The level of compliance risk faced by alternative fund managers is increasing and will increase even further in the next two years, according to a new study by Ocorian and Bovill Newgate, a market leader in regulation and compliance services for funds, corporations, capital markets, and private companies. More investment is urgently needed to address the problem.
The international study among senior executives and senior compliance and risk management executives of alternative fund management firms, which collectively manage around $132.25 billion in assets under management, found that nearly nine out of ten (88%) believe the level of compliance risk their organization faces will increase over the next two years. Of these, more than one in ten (11%) believe the increase will be dramatic.
This increase in risk comes against a backdrop of under-resourced compliance teams and an already high level of fines. Of those surveyed, two-thirds (64%) say their compliance management team is already under-resourced, and more than half of them (34%) feel they are significantly under-resourced. Additionally, the number of fines and sanctions is already high: 67% of respondents admit their organization has already been subject to fines or sanctions for risk and compliance in the past two years. Another 9% admit to having received a request for information or a visit from the regulator in the past two years.
Matthew Hazell, Co-Head of Funds, UK, Guernsey, and Mauritius at Bovill Newgate, said: “Our survey shows a worrying context of fines, sanctions, and under-resourced compliance teams within alternative fund managers, against which nine out of ten respondents believe the level of compliance risk their firms face will increase further in the next two years. It is encouraging that the leaders of these firms recognize these future challenges and know they must act now to stay one step ahead.”
The Ocorian study reveals that the top three areas where alternative fund managers believe they need investment over the next 24 months to address the problem are technology (58%), systems to manage processes and procedures (57%), and hiring relevant and knowledgeable staff (53%).
Matthew added: “Companies must have a deep understanding of their own compliance and risk needs and any possible changes to these through growth or organizational change, to invest wisely in the right systems, processes, and people to protect themselves against these future risks.”
“We recommend following a three-lines-of-defense approach to protect your business: firstly, implementing solid procedures, policies, and training; secondly, thoroughly monitoring these; and finally, reviewing and questioning through independent audit,” he added.

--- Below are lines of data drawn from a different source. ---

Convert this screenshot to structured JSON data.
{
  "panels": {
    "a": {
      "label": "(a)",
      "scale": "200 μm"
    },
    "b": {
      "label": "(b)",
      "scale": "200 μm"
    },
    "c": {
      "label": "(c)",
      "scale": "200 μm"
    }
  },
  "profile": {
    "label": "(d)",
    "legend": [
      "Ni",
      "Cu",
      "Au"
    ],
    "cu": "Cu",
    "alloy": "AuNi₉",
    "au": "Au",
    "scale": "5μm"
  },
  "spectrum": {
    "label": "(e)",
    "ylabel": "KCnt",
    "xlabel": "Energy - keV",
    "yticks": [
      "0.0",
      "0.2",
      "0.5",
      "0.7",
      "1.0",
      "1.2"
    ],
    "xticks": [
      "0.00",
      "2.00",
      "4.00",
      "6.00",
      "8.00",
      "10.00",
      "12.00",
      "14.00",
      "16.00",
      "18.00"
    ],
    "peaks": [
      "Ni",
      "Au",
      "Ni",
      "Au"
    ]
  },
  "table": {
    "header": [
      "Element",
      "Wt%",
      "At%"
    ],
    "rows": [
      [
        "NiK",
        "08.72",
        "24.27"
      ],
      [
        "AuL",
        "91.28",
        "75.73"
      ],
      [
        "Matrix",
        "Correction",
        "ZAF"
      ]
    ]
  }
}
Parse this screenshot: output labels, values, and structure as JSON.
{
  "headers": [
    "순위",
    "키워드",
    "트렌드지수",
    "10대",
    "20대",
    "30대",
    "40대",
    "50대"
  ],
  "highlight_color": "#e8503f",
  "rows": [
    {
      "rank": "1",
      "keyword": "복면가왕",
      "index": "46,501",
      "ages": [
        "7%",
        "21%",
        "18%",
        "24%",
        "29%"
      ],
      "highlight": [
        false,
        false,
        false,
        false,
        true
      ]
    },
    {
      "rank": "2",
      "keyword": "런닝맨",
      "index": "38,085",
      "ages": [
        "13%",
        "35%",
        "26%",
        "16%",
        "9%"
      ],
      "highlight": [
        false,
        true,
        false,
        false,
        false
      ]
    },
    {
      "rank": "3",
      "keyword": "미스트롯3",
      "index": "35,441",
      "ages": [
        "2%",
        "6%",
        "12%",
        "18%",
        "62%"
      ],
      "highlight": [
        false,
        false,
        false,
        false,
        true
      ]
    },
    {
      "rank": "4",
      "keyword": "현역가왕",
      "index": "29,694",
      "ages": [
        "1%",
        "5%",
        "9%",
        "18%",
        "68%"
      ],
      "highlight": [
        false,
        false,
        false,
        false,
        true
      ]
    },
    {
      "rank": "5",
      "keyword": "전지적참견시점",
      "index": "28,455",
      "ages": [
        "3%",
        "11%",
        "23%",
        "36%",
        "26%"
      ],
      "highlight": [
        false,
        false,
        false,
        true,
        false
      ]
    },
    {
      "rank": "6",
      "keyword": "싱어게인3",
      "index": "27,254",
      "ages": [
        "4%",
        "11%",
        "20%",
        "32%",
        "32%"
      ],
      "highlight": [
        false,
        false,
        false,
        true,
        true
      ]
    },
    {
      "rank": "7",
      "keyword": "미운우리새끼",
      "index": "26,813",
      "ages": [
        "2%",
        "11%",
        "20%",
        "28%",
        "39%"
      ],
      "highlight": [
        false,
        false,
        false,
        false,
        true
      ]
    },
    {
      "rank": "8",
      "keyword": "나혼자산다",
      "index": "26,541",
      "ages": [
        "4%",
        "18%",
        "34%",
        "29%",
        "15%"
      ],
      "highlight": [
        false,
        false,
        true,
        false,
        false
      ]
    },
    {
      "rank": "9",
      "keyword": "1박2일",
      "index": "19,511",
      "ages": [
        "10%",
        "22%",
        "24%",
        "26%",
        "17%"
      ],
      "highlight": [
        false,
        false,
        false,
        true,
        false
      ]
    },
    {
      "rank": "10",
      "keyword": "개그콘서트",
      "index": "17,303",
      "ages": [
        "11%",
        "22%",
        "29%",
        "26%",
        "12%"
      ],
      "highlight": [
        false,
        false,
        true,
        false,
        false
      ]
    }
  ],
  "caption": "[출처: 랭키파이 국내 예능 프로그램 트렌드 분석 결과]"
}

Ocorian’s three-lines-of-defense approach to addressing risk and compliance challenges includes, firstly, creating clear and solid frontline processes and procedures, complemented by both online and in-person training programs for staff. Additionally, they call for building and enhancing a comprehensive compliance oversight function that monitors and evaluates processes and procedures, as well as advises and supports staff and senior management to meet the firm’s obligations. Thirdly, they recommend seeking the review and questioning of the companies’ AML framework through annual independent audits.